There was an odd surge of insecurity as we stepped into my bedroom with its mellow light yellow walls, my full-sized bed with its white lacey comforter, my nightstands piled with books I was currently reading, or planned to read next, my small white desk near my closet, facing the wall, with piles of paperwork for the library, bills, and three coffee cups I had somehow forgotten to clean up.
"This is very you," Cyrus declared, making me even more self-conscious. What did that even mean? "It's very, I don't know, soft-looking. Like you," he added, bumping my hip before moving to sit off the end of my bed.
Soft?
Soft... how?
Soft as in, like sweet?
Or soft as in I could use to lose a few pounds?
I mean, I could, that was for sure.
But that would be a pretty crummy thing to say to me.
"Ree," Cy's voice called. When my head shot up, his chin ducked a little. "What'd I say?"
"That I'm soft," I answered without thinking.
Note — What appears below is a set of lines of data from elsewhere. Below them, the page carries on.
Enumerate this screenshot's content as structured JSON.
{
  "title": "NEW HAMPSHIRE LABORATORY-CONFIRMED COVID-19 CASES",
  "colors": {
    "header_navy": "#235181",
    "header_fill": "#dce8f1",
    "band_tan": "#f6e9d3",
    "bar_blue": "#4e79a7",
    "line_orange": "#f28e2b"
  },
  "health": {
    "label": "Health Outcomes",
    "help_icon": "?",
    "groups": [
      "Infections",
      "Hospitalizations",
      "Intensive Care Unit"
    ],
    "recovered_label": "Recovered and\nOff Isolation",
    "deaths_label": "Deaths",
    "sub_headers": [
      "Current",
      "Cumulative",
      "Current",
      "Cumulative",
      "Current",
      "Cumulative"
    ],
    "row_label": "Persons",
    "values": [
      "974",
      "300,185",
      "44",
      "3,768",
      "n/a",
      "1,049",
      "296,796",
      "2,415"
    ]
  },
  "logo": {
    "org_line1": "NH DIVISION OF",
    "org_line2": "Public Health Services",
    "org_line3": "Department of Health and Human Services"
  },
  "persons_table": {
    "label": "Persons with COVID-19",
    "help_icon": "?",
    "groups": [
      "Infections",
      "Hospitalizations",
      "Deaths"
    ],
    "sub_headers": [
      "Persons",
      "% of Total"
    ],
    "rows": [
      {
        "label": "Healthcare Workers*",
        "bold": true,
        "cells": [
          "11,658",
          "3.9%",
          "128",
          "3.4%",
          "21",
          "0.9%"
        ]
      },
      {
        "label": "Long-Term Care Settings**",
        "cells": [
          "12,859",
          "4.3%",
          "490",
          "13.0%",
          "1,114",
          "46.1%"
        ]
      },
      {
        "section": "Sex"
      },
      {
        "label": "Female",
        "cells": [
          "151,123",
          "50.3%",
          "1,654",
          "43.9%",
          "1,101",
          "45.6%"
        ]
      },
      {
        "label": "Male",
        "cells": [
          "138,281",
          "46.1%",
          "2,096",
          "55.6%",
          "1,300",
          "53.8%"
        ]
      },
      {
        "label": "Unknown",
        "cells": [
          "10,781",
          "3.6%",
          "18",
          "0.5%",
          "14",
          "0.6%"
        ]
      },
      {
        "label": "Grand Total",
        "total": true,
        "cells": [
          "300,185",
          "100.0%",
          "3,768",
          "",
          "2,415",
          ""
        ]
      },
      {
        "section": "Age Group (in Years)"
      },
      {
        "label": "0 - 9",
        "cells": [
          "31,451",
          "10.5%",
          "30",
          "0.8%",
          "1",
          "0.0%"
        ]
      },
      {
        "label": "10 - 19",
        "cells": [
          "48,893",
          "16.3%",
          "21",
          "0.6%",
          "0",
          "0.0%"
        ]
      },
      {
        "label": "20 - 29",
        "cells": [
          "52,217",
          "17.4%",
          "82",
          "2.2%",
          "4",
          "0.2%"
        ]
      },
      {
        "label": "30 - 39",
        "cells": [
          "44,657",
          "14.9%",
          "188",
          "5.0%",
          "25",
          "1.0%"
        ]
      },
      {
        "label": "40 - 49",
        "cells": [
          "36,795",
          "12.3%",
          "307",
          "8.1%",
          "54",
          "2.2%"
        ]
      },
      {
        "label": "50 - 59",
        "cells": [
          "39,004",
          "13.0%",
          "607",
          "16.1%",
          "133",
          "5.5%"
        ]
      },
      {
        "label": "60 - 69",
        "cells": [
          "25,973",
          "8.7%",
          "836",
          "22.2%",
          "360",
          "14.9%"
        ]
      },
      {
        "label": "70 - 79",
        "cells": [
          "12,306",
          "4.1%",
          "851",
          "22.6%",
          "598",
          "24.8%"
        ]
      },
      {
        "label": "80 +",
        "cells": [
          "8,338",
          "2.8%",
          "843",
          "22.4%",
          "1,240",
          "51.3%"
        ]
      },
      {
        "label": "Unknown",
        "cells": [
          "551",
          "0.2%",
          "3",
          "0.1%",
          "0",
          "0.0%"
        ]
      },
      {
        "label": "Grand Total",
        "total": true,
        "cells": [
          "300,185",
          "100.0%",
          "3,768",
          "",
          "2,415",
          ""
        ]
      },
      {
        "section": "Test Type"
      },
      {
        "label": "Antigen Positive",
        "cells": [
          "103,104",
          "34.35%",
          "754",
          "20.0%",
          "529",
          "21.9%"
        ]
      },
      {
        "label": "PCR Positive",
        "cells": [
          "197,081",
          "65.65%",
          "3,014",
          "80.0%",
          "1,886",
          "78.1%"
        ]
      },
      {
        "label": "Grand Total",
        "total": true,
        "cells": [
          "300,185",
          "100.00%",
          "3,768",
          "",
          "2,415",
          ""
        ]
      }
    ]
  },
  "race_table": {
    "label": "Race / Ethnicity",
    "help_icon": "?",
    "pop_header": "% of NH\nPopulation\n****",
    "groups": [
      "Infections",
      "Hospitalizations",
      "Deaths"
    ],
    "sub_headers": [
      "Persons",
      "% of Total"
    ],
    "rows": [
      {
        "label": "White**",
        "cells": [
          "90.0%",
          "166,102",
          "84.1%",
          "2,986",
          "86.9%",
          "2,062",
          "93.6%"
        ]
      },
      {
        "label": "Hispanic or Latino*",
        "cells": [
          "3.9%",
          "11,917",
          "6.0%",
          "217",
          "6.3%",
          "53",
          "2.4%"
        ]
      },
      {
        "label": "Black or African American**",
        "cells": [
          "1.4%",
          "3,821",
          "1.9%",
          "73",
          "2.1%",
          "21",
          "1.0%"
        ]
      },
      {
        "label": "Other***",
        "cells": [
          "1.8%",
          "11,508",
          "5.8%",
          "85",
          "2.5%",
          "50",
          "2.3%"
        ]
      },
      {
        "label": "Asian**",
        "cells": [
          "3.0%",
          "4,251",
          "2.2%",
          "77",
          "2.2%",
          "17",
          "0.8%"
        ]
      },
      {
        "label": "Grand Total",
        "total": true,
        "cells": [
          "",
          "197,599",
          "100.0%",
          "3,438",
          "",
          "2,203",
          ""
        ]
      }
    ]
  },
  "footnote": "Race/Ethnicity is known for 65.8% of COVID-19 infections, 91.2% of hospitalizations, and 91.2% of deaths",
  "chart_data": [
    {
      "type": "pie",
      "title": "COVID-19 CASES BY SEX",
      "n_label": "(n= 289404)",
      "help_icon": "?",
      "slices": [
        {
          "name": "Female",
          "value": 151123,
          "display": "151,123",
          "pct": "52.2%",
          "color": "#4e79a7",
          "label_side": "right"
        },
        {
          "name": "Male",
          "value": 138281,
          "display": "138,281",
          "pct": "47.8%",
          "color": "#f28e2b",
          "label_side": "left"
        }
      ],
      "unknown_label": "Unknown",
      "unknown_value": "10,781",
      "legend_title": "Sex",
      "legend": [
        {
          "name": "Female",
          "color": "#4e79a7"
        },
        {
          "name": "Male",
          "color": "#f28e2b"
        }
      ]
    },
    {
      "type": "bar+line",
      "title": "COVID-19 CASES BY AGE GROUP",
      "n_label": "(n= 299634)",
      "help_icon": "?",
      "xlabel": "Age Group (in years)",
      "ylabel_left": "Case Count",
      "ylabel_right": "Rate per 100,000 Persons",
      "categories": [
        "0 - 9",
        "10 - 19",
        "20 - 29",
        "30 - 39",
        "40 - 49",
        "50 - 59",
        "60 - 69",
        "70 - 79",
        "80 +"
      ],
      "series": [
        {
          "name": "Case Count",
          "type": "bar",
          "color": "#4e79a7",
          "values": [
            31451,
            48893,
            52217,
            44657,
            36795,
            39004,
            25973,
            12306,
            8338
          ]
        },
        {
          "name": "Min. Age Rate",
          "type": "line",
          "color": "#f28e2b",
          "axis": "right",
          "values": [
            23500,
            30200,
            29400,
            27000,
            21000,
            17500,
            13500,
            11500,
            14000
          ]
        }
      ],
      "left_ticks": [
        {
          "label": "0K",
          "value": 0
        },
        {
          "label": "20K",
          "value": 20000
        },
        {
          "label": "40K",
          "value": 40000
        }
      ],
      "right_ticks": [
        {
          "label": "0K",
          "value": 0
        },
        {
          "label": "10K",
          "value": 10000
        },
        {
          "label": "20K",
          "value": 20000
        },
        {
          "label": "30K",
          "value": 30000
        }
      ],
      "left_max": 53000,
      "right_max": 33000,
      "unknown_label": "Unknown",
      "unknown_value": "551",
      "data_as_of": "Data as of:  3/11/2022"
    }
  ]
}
"And you're taking that as a bad thing... oh, get the fuck out of here," he said, smiling huge, somewhat inappropriately big given the circumstances. "First, you're the right amount of soft in your body, angel. Fucking perfect. Second, I would never comment on a woman's weight because that's about the biggest dick move you can pull. And third, if I had said something like that, your reaction should be to tell me to get the fuck out of your apartment, not worry if it was true."
I knew he was right. I was even raised on that very same mentality. But where ideas like that really seemed to sink into Kenzi and take root, for me, there had always been a bit of a problem with my security regarding my appearance. No matter how badly I tried. And I had the self-help books and browser history to prove it.